The results of our study suggest that extending open peer review to include sharing reviewers’ signed reports with the world at large is feasible at a large medical journal and does not adversely affect the quality of these reports, nor does it improve it by any notable amount. It may, however, reduce the number of willing reviewers and increase the time taken to review.
The BMJ is committed to opening up its peer review process, providing that it can achieve this without damaging quality. We believe that the ethical arguments in favour of open peer review outweigh any practical concerns.
We would like to see similar studies undertaken at other large journals to establish the generalisability of our results. We would also urge smaller and more specialist journals to consider doing similar studies to ascertain whether our findings are applicable in fields other than general medicine.
Web table ATitles and URLs of papers published on the BMJ website with their peer review prehistory (prepublication history)
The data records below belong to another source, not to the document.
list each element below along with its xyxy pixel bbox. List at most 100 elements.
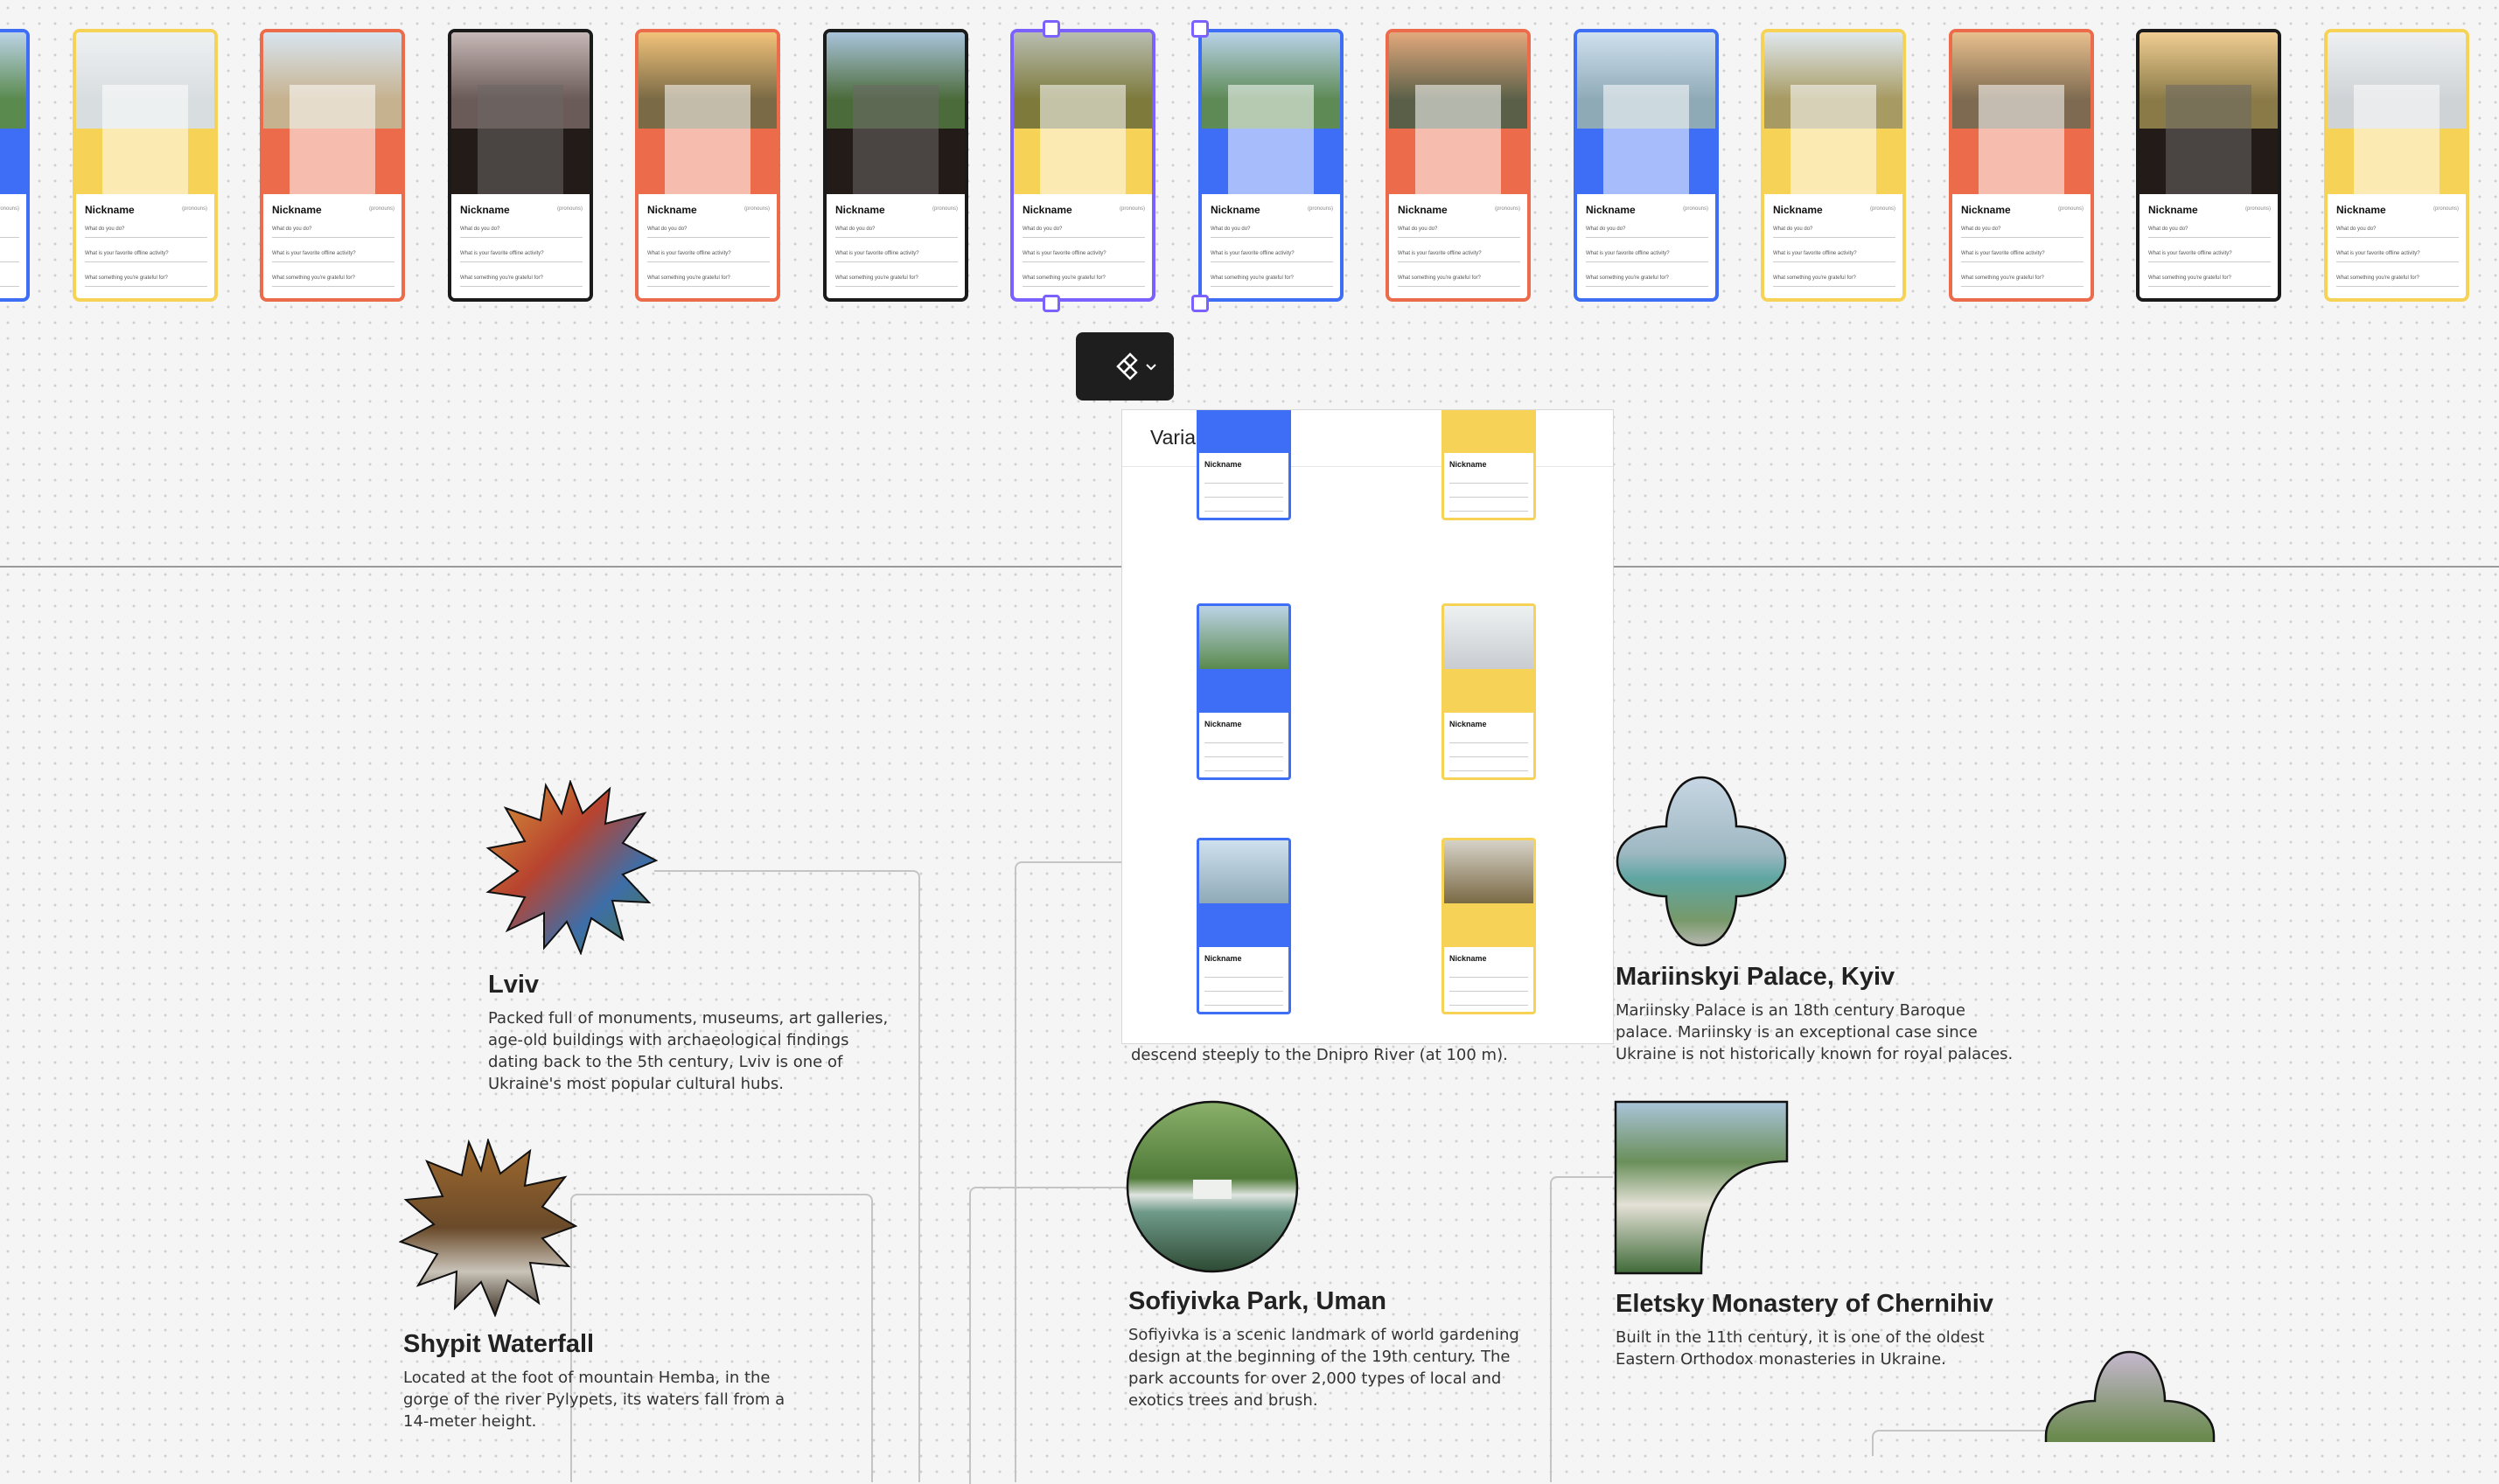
card-photo-overlay: [1603, 85, 1689, 194]
card-pronouns: (pronouns): [2244, 206, 2271, 212]
profile-card[interactable]: Nickname(pronouns)What do you do?What is…: [1198, 29, 1344, 302]
card-question: What do you do?: [1773, 226, 1895, 238]
shypit-title: Shypit Waterfall: [403, 1330, 595, 1358]
card-photo-overlay: [1228, 85, 1314, 194]
profile-card[interactable]: Nickname(pronouns)What do you do?What is…: [73, 29, 218, 302]
component-variants-button[interactable]: [1076, 332, 1174, 401]
variant-option[interactable]: Nickname: [1441, 838, 1536, 1014]
card-question: What is your favorite offline activity?: [2336, 251, 2459, 262]
card-pronouns: (pronouns): [2433, 206, 2459, 212]
variant-option[interactable]: Nickname: [1441, 603, 1536, 780]
variant-nickname: Nickname: [1449, 954, 1487, 963]
variant-divider: [1449, 991, 1528, 992]
desc-line: Ukraine is not historically known for ro…: [1616, 1045, 2014, 1063]
variants-panel: Variants Nickname Nickname Nickname Nicknam…: [1121, 409, 1614, 1044]
card-pronouns: (pronouns): [1682, 206, 1708, 212]
card-nickname: Nickname: [1023, 204, 1072, 216]
profile-card[interactable]: Nickname(pronouns)What do you do?What is…: [0, 29, 30, 302]
card-photo-overlay: [478, 85, 563, 194]
card-question: What do you do?: [647, 226, 770, 238]
card-pronouns: (pronouns): [181, 206, 207, 212]
card-nickname: Nickname: [1211, 204, 1260, 216]
profile-card[interactable]: Nickname(pronouns)What do you do?What is…: [1949, 29, 2094, 302]
connector-line: [1872, 1430, 2047, 1456]
card-question: What something you're grateful for?: [1773, 275, 1895, 287]
sofiyivka-description: Sofiyivka is a scenic landmark of world …: [1128, 1324, 1519, 1411]
card-color-band: [0, 129, 26, 194]
variant-color-band: [1444, 669, 1533, 713]
profile-card[interactable]: Nickname(pronouns)What do you do?What is…: [2324, 29, 2469, 302]
variant-photo: [1444, 606, 1533, 669]
selection-handle-bottom-left[interactable]: [1043, 295, 1060, 312]
card-question: What is your favorite offline activity?: [460, 251, 583, 262]
selection-handle-bottom-right[interactable]: [1191, 295, 1209, 312]
card-pronouns: (pronouns): [556, 206, 583, 212]
card-question: What something you're grateful for?: [835, 275, 958, 287]
profile-card[interactable]: Nickname(pronouns)What do you do?What is…: [635, 29, 780, 302]
selection-handle-top-left[interactable]: [1043, 20, 1060, 38]
profile-card[interactable]: Nickname(pronouns)What do you do?What is…: [2136, 29, 2281, 302]
profile-card[interactable]: Nickname(pronouns)What do you do?What is…: [260, 29, 405, 302]
card-pronouns: (pronouns): [1494, 206, 1520, 212]
card-pronouns: (pronouns): [1869, 206, 1895, 212]
variant-divider: [1449, 770, 1528, 771]
card-photo-overlay: [853, 85, 939, 194]
card-question: What is your favorite offline activity?: [2148, 251, 2271, 262]
lviv-starburst-image[interactable]: [483, 780, 658, 955]
variant-option[interactable]: Nickname: [1197, 838, 1291, 1014]
card-photo-overlay: [665, 85, 750, 194]
card-question: What do you do?: [460, 226, 583, 238]
profile-card[interactable]: Nickname(pronouns)What do you do?What is…: [1761, 29, 1906, 302]
desc-line: park accounts for over 2,000 types of lo…: [1128, 1369, 1502, 1388]
card-question: What do you do?: [2148, 226, 2271, 238]
desc-line: Packed full of monuments, museums, art g…: [488, 1009, 889, 1028]
card-question: What something you're grateful for?: [1586, 275, 1708, 287]
profile-card[interactable]: Nickname(pronouns)What do you do?What is…: [1386, 29, 1531, 302]
variant-divider: [1204, 483, 1283, 484]
card-nickname: Nickname: [272, 204, 322, 216]
variant-option[interactable]: Nickname: [1441, 410, 1536, 520]
card-question: What do you do?: [1211, 226, 1333, 238]
variant-divider: [1449, 511, 1528, 512]
variant-color-band: [1444, 903, 1533, 947]
mariinskyi-clover-image[interactable]: [1614, 774, 1789, 949]
profile-card[interactable]: Nickname(pronouns)What do you do?What is…: [1010, 29, 1155, 302]
shypit-starburst-image[interactable]: [399, 1139, 577, 1317]
eletsky-shape-image[interactable]: [1614, 1100, 1789, 1275]
lviv-title: Lviv: [488, 971, 540, 999]
variant-nickname: Nickname: [1449, 720, 1487, 728]
variant-divider: [1449, 497, 1528, 498]
card-question: What something you're grateful for?: [460, 275, 583, 287]
card-question: What do you do?: [0, 226, 19, 238]
card-nickname: Nickname: [835, 204, 885, 216]
selection-handle-top-right[interactable]: [1191, 20, 1209, 38]
card-question: What something you're grateful for?: [2148, 275, 2271, 287]
card-question: What something you're grateful for?: [272, 275, 394, 287]
desc-line: Located at the foot of mountain Hemba, i…: [403, 1369, 771, 1387]
variant-divider: [1449, 756, 1528, 757]
mariinskyi-title: Mariinskyi Palace, Kyiv: [1616, 963, 1895, 991]
variant-option[interactable]: Nickname: [1197, 603, 1291, 780]
profile-card[interactable]: Nickname(pronouns)What do you do?What is…: [1574, 29, 1719, 302]
variant-divider: [1204, 991, 1283, 992]
card-nickname: Nickname: [1773, 204, 1823, 216]
card-question: What something you're grateful for?: [647, 275, 770, 287]
profile-card[interactable]: Nickname(pronouns)What do you do?What is…: [448, 29, 593, 302]
card-question: What is your favorite offline activity?: [1211, 251, 1333, 262]
card-question: What is your favorite offline activity?: [272, 251, 394, 262]
card-question: What do you do?: [272, 226, 394, 238]
partial-clover-image[interactable]: [2042, 1348, 2217, 1442]
desc-line: palace. Mariinsky is an exceptional case…: [1616, 1023, 1978, 1042]
connector-line: [1550, 1176, 1613, 1482]
card-question: What do you do?: [1023, 226, 1145, 238]
variant-option[interactable]: Nickname: [1197, 410, 1291, 520]
card-question: What do you do?: [1586, 226, 1708, 238]
card-question: What something you're grateful for?: [1398, 275, 1520, 287]
card-question: What is your favorite offline activity?: [647, 251, 770, 262]
variant-divider: [1204, 1005, 1283, 1006]
desc-line: Built in the 11th century, it is one of …: [1616, 1328, 1985, 1347]
card-photo-overlay: [102, 85, 188, 194]
sofiyivka-circle-image[interactable]: [1125, 1099, 1300, 1274]
variant-divider: [1204, 756, 1283, 757]
profile-card[interactable]: Nickname(pronouns)What do you do?What is…: [823, 29, 968, 302]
This paper has been severely delayed by the sad death of the first author, Susan van Rooyen. Because members of the BMJ’s editorial staff conducted this research, assessment and peer review were carried out entirely by external advisers. No member of BMJ staff was involved in making the decision on the paper. The researchers would like to acknowledge the following people whose help was invaluable during this study: Lisa Bero, for suggesting the study and producing a draft protocol; the members of the research steering group—Richard Smith, Nick Black, Fiona Godlee, Sandra Goldbeck-Wood, and Liz Crossan—for involvement in the conception and design of the study; Richard Smith, then editor of the BMJ, for making it possible to carry out this study in the BMJ offices, for his participation in evaluating reviews, his comments regarding the preparation of the manuscript, and for heading up the BMJ’s research steering group; Maureen Phayer and Daniel Berhane, for their invaluable technical assistance in posting articles’ prepublication history on the website; Sue Minns and Marita Batten, manuscript administrators; Anna Vassilieva, for administrative assistance in data collection and management; BMJ editors—Kamran Abbasi, Douglas Carnall, Sandra Goldbeck-Wood, Trish Groves, Christopher Martyn, Tessa Richards, Roger Robinson, Jane Smith, Tony Smith, Alison Tonks, and Gavin Yamey—for evaluating reviews; the authors who allowed us to use their papers and evaluated the reviews; and all the BMJ reviewers who allowed themselves to be research subjects.
Contributors: SvR was involved in the conception and design of the study; data collection, analysis, and interpretation; day-to-day management of the study; writing the paper; and discussing core ideas, and was a member of the research steering group. TD was involved in the conception and design of the study; interpretation of data; writing the paper; and discussing core ideas, and is the guarantor. SJWE gave statistical advice, was involved in the analysis of the data, and assisted in the writing of the paper.
Funding: SvR was employed by the BMJ as research assistant. The other costs of the study were met by the BMJ.
Competing interests: All authors have completed the Unified Competing Interest form at www.icmje.org/coi_disclosure.pdf (available on request from the corresponding author) and declare: no support from any organisation for the submitted work; TD is employed by the BMJ as deputy editor and the journal is interested in the outcome of this research; no other relationships or activities that could appear to have influenced the submitted work.
Data sharing: The main dataset, in Stata format, and a short Stata programme to reproduce some of the analyses are available from SJWE (stephen.evans[at]lshtm.ac.uk). The data could be converted to other formats if required. Because of the death of SvR, the data dictionary is not available.